Quiche Lorraine

Author: Alex Recker

This is a direct copy of the Quiche Lorraine recipe from my online French cooking class. It's probably a little more involved than the quiche you'd make for a casual brunch, but it can be kind of a fun way to show off for a small group of friends. This recipe covers making the crust and the custard from scratch, but feel free to just use a store bought crust or add your own riff on the custard. This makes more than enough dough and custard to fill a shallow 10 inch tart dish.

Also, I learned that a quiche can pretty much be garnished with anything, so long as the ingredients aren't sopping wet or overly salty. Whatever you go with, just add it to the quiche right before you pour the custard in. These are the garnishes I've tried:

  • bacon
  • leeks
  • pancetta
  • carmelized onions
  • mushrooms
  • cheese
  • dill
  • parsley


The base of the quiche is a classic savory short crust. This makes a pretty good pie crust, and you can easily use it for sweet recipes by adding sugar instead of salt. After the dough rests, it's flattened with a rolling bin and blind baked in the tart dish ahead of time.


  • flour, all purpose (250 g)
  • butter, unsalted, cold, cubed (125 g or a little more than a whole stick)
  • egg yolk
  • water, cold (3 tbsp)
  • salt, kosher (1 tsp)


  1. Mix egg yolk, water, and salt in a bowl. Stir until combined.

  2. Dump flour onto a clean tabletop. Use your hands to dig a hole in the center, forming a flour "volcano".

  3. Dump the egg, water, and salt mixture into the middle.

  4. Dump the butter into the egg mixture.

  5. Sprinkle some of the flour from the outside of the mound over the butter. Pick up small chunks of floured and eggy butter into your hand and make a fist, squeezing it through your fingers.

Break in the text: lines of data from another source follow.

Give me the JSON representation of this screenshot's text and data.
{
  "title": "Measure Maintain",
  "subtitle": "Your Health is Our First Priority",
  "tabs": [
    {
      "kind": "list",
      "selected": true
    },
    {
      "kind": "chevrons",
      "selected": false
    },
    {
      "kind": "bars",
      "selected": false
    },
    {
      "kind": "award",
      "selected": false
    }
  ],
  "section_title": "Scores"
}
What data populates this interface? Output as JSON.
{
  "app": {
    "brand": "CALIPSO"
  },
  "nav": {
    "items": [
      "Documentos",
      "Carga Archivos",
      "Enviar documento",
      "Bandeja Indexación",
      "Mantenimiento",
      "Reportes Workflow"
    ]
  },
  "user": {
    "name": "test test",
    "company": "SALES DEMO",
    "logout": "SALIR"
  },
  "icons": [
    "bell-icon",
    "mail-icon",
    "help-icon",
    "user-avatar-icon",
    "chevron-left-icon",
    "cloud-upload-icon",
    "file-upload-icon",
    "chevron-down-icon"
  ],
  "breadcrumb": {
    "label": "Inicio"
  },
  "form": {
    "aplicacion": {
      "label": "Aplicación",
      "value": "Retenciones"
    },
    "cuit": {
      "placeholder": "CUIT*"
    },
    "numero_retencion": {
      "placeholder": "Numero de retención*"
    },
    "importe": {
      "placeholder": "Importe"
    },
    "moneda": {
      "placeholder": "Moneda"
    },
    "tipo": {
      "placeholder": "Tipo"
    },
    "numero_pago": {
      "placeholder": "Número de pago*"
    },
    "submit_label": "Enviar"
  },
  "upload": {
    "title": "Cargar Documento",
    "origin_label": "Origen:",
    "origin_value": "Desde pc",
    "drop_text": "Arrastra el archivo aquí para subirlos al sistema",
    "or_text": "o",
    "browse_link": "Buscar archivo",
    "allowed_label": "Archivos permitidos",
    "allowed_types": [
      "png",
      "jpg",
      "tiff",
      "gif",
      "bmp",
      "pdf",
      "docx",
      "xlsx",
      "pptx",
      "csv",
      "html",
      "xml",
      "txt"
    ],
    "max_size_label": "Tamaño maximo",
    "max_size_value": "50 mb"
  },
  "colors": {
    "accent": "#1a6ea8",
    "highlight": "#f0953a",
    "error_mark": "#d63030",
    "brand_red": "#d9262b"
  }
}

  6. Keep sprinkling, squeezing, and combining the butter. Eventually a dough ball will form. Once you notice the dough pulling away from your fingers, set the dough aside and discard the excess flour.

  7. Flatten the dough into a thick disk. Wrap it in plastic and leave in the fridge to rest (minimum of 2 hours, maximum of 12 hours).

  8. Pre-heat the oven to 350F. Remove the dough from the fridge. Do not let it warm up. Beat it into submission with a rolling pin and roll it out as evenly as you can to a thickness of 0.25 inches. You can use flour to keep it from sticking.

  9. Use a rolling bin to transfer the flattened dough onto the greased tart dish. Allow gravity to full the dough downward for a few seconds. Trim the excess off the sides, then ball up the excess dough and use it to finally press the dough into the bottom and the sides.

  10. Stipple the bottom of the crust with a fork. Line the dish with a loose piece of parchment paper and fill it in with uncooked white rice. Bake the dough in the tart dish for 15 minutes. You can store the blind baked crust in the fridge overnight until you bake the quiche.



  • eggs (2)
  • egg yolks (2)
  • milk, whole (1 cup)
  • heavy whipping cream (1 cup)
  • salt, kosher
  • mace (or nutmeg)
  • cayenne pepper


  1. Combine eggs, egg yolks, milk, and whipping cream in a bowl. Whisk until combined.

  2. Add a generous sprinkle of salt, mace, and cayenne pepper.



  1. Pre-heat the oven to 400F.

  2. Remove the blind baked quiche crust from the fridge. Add in any garnish, if you have any.

  3. Pour in the custard until it reaches the top of the crust.

  4. Bake the quiche for 10 minutes. Leaving the oven door closed, reduce the oven temperature to 350F. Bake for an additional 25 minutes.

  5. Let quiche cool for at least 40 minutes.